George Hartshorn | Facebook

 

Link to comment
Share on other sites

It should if you run it long enough but it won't be quick. The maximum voltage it can supply is what determines if it will along with how many amps you are using when trying to charge the batteries. If you are using too many 12V appliances they may draw more than 15A and that will discharge your battery. It is the difference between the amps supplied and the amps in use that remains, if any, for charging the battery. You need to spend some time reading The 12V Side of Life by Mark Nemeth. 

Good travelin !...............Kirk

Full-time 11+ years...... Now seasonal travelers.
Kirk & Pam's Great RV Adventure

            images?q=tbn:ANd9GcQqFswi_bvvojaMvanTWAI

 

Link to comment
Share on other sites

22 hours ago, homelesshartshorns said:

Will a 15-amp battery charger bring my house batteries full up while using a 1000-watt generator? 

SHORT ANSWER:   If alls well ???  it probably will given enough time !!

LONG ANSWER:

IT DEPENDS on the following:

1) What type of charger are you using (Smart regulated multi stage orrrrrrrrrrrr a basic less sophisticated more like a constant voltage perhaps 13.5 or so volt charger) 

2) What type of batteries (Flooded Lead Acid,, AGM,, or Lithium) they have different charge parameters.

3) State of Charge of the batteries, how low have they been ran down, 10% 20% 50% ?? Has 15 Amp Hours of energy been depleted or 30 or 100 Amp Hours or ????

4) How long the charger is operated. If it pumps a constant 15 Amps into the battery and it was 15 Amp Hours down it would (in theory actually different due to losses) take ONE HOUR  

5) What other loads might the batteries be supplying at the same time.  
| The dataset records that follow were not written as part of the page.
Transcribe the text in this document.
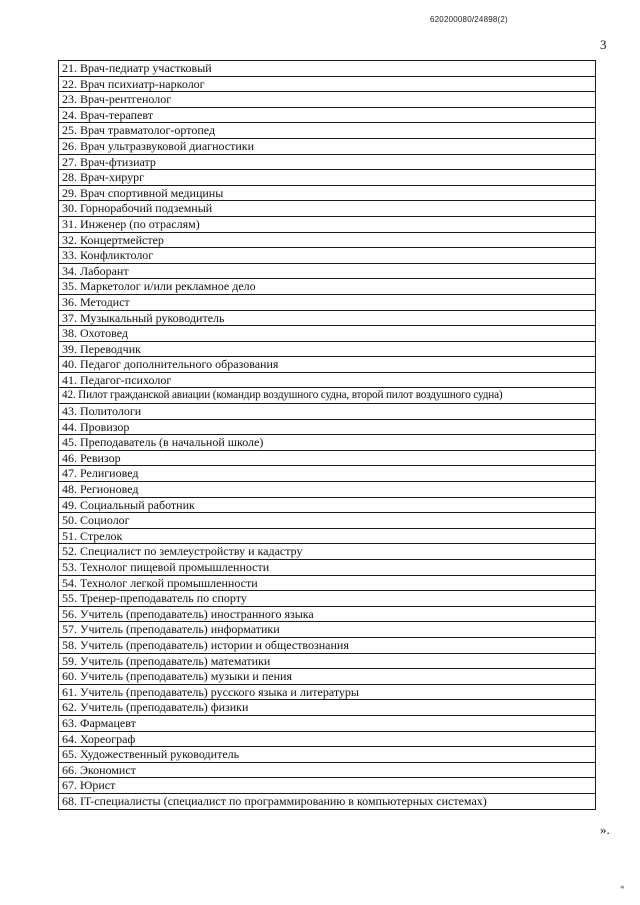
620200080/24898(2)
3
21. Врач-педиатр участковый
22. Врач психиатр-нарколог
23. Врач-рентгенолог
24. Врач-терапевт
25. Врач травматолог-ортопед
26. Врач ультразвуковой диагностики
27. Врач-фтизиатр
28. Врач-хирург
29. Врач спортивной медицины
30. Горнорабочий подземный
31. Инженер (по отраслям)
32. Концертмейстер
33. Конфликтолог
34. Лаборант
35. Маркетолог и/или рекламное дело
36. Методист
37. Музыкальный руководитель
38. Охотовед
39. Переводчик
40. Педагог дополнительного образования
41. Педагог-психолог
42. Пилот гражданской авиации (командир воздушного судна, второй пилот воздушного судна)
43. Политологи
44. Провизор
45. Преподаватель (в начальной школе)
46. Ревизор
47. Религиовед
48. Регионовед
49. Социальный работник
50. Социолог
51. Стрелок
52. Специалист по землеустройству и кадастру
53. Технолог пищевой промышленности
54. Технолог легкой промышленности
55. Тренер-преподаватель по спорту
56. Учитель (преподаватель) иностранного языка
57. Учитель (преподаватель) информатики
58. Учитель (преподаватель) истории и обществознания
59. Учитель (преподаватель) математики
60. Учитель (преподаватель) музыки и пения
61. Учитель (преподаватель) русского языка и литературы
62. Учитель (преподаватель) физики
63. Фармацевт
64. Хореограф
65. Художественный руководитель
66. Экономист
67. Юрист
68. IT-специалисты (специалист по программированию в компьютерных системах)
».
*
WHY IT DEPENDS: The time it takes to charge depends on the batteries state of charge. Is it slightly discharged or is it near fully depleted ??? EXAMPLE A 15 amp charger can only supply a maximum of 15 amps so after one hour the most ENERGY (Volts x Amps x Time) it could deliver to the battery would be 15 Amp Hours per hour.

The answer can be computed if you consider the charger can supply a full constant 15 Amps (but that depends on battery) and if you know how much energy it takes to put the battery back to full charge,,, Simply divide Amp Hours of depleted battery energy by 15 Amps to get how many hours it would take. 

 A few wild guesses and pure speculation not knowing anything about your batteries but to give you the picture: An RV might have lets use a 200 Amp Hour rated battery and lets say it was 50% (100 Amp Hours) depleted THEREFORE if you pumped 15 charging amps into it would take 100/15 = 6.66 Hours to fully charge it HOWEVER there are losses and especially lead acid may not accept  x current for x time SO IT COULD TAKE 8 OR MORE HOURS ??? 

A 15 Amp Charger is small in comparison to maybe a 30 or 50 or 75 or more Amp typical RV unit and a typical RV may have at least 100 to 200 Amp Hours or more battery capacity which may be heavy discharged, SO A 15 AMP CHARGER MAY TAKE A LONGGGGGGGGGG TIME ..........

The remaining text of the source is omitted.